If one thing can be said about director Nacho Vigalondo, it’s that he’s always coming up with new and creative ways to tell stories. Timecrimes was one of the best time travel movies I’ve ever seen and might be one of my favorite thrillers of all time. Extraterrestrial brought a different take on the alien invasion movie, and now Open Windows, his first English-language film, takes a harsh look at technology and obsession. The film is told entirely through a computer screen, which doesn’t seem like something that could hold one’s attention for an hour and a half, but somehow Vigalondo throws in enough suspense and twists to keep everyone glued to the screen.

The film stars Elijah Wood as Nick, a super-fan of Hollywood starlet Jill Goddard, played by Sasha Grey. Nick arrives at his hotel in Austin after he believes he won a contest where he gets to have dinner with the actress, however he quickly finds out that was a farce and that he’s now part of a much more nefarious game.

A mysterious man calls Nick on his computer and begins showing him various camera feeds throughout the hotel and through Jill’s cell phone. The entire film then plays out from the screen as Nick desperately follows the man’s instructions in order to prevent Jill from being murdered.

The story evolves through various chat windows, video feeds and Skype calls, which at first seems like it would be too constrained to evoke any real tension, however the frantic pace at which everything begins to unfold makes the mechanic work incredibly well. Multiple windows are open at the same time, and through the plethora of camera feeds, we can still see all the action taking place.

The big problem with Open Windows, aside from some questionable performances from Sasha Grey and a few smaller roles, is the reliance on technology that simply doesn’t exist. For a techie like myself, the sophistication in the equipment used in this film borders on science fiction and was really hard for me to buy into unfortunately. The interfaces not looking realistic, the cameras that can combine images to render three-dimensional models on the fly, wi-fi that is seemingly available all the time, and disguises that rival those on Scooby-Doo pulled me out of the whole experience. In the film’s defense, there are several moments where the crazy bits of tech are addressed, but there’s still a ton of stuff you just need to accept as movie magic.

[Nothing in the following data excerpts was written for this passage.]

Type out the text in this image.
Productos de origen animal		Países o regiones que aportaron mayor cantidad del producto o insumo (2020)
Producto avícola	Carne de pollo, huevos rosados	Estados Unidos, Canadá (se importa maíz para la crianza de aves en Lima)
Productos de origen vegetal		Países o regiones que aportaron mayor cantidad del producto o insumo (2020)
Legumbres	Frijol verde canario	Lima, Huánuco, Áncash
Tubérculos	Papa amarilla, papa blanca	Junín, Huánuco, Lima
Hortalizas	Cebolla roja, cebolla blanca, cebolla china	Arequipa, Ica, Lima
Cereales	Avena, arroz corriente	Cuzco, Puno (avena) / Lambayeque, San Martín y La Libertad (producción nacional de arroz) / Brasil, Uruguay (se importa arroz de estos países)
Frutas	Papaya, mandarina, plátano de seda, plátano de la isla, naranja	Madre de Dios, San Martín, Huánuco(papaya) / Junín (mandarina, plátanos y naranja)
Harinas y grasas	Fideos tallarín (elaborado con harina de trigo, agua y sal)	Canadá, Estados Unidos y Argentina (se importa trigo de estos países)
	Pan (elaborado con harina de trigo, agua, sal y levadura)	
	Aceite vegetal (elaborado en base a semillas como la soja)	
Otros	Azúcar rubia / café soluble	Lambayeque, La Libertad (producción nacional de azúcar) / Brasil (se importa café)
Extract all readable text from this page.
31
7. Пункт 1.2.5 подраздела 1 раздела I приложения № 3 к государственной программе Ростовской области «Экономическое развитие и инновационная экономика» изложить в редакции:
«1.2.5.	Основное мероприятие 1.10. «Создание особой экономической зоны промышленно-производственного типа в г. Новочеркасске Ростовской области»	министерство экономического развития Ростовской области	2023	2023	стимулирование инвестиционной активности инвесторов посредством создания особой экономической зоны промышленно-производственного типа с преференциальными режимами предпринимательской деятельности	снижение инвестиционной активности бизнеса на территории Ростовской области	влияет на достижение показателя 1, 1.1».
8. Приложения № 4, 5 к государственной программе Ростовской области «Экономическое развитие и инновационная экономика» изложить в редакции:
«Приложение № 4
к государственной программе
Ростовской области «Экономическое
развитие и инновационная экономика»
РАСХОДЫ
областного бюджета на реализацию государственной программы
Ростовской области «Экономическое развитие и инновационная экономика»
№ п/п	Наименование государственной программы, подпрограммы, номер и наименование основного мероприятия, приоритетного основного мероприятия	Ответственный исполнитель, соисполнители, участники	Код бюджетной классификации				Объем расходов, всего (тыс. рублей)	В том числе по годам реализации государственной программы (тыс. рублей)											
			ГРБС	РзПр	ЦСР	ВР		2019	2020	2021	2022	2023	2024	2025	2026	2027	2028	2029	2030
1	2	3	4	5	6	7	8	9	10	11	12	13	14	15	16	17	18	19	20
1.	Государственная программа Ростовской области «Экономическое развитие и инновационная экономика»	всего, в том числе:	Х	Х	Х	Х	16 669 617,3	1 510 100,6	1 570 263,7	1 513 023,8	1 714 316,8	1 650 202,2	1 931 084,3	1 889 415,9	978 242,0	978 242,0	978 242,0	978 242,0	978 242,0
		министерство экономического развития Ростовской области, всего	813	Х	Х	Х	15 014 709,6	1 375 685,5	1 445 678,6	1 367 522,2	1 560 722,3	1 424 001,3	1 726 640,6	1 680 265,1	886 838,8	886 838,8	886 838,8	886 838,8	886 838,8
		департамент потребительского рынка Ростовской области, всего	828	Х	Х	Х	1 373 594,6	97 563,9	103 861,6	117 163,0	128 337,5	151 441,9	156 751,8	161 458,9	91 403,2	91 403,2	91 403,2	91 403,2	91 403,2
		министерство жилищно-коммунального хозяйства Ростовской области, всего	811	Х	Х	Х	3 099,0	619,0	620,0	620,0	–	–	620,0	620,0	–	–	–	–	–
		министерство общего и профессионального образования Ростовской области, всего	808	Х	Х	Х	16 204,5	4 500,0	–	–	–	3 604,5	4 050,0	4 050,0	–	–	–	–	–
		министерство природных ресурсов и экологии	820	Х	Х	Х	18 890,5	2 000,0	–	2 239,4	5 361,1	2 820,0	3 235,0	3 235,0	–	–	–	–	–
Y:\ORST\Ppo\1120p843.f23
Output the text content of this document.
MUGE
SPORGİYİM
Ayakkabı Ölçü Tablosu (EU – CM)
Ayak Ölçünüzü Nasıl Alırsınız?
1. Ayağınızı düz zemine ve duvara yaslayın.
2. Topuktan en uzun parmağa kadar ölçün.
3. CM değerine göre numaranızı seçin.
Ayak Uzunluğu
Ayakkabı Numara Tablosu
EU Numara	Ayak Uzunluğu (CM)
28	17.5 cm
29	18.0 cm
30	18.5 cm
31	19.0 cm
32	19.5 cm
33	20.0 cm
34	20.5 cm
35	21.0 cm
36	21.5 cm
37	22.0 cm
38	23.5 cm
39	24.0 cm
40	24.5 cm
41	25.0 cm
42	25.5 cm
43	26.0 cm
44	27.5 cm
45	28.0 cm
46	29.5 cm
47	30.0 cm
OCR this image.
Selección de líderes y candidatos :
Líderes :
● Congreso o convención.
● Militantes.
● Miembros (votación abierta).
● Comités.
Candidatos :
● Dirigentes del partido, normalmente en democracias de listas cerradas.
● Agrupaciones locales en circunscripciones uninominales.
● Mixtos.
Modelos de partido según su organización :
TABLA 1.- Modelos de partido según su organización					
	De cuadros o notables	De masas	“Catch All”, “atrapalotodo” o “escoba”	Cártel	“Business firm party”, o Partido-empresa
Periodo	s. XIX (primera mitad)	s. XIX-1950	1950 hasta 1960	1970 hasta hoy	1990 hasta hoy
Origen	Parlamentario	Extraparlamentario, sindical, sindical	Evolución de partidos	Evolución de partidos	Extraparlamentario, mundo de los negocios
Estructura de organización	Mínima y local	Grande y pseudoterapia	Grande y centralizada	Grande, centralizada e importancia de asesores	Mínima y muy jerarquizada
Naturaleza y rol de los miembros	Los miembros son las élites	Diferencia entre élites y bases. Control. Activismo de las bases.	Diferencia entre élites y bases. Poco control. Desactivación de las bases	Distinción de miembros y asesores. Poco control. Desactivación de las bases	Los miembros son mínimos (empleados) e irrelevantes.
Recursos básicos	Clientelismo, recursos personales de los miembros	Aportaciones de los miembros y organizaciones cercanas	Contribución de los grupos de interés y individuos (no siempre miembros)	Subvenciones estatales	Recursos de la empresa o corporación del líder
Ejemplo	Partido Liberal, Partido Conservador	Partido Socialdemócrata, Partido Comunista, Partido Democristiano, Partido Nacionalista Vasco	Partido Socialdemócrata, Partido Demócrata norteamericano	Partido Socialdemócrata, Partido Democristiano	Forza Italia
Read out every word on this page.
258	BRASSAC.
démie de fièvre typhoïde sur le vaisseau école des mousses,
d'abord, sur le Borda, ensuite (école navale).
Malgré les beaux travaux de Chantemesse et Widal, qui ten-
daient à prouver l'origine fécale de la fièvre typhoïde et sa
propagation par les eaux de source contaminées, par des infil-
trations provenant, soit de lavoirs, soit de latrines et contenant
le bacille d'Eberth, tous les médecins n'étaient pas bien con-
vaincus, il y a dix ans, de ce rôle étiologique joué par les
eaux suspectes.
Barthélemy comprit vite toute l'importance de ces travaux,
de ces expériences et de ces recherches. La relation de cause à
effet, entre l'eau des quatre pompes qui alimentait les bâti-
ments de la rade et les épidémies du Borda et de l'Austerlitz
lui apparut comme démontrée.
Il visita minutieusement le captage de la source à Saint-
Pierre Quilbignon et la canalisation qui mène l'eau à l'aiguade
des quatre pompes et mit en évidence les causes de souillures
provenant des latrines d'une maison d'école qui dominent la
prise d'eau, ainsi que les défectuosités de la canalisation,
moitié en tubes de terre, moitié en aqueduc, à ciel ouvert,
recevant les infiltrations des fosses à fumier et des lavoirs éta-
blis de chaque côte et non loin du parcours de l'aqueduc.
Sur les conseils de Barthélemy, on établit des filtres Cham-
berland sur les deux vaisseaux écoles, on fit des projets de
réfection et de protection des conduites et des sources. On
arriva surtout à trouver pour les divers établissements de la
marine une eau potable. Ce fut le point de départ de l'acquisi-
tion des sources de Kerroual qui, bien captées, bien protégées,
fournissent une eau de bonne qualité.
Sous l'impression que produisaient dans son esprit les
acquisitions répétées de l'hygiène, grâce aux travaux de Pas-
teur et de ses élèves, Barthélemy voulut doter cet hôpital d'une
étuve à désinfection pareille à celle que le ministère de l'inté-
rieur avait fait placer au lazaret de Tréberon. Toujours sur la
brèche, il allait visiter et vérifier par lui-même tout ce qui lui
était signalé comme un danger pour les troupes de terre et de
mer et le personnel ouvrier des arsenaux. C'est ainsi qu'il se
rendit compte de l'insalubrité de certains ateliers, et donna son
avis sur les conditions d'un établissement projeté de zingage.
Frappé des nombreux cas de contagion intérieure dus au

If you can get passed the ridiculous use of technology, Open Windows is a refreshing and fun ride. The storytelling device is clever and unique, and while this isn’t the first film to use this technique, to my knowledge it is the first feature-length attempt. The twists are unexpected and the elements of suspense are well executed, but I just found some aspects a bit too hard to swallow. I do, however, applaud Vigalondo for consistently bringing new ideas and concepts to genre film, and I can’t wait to see what he’s got up sleeve next.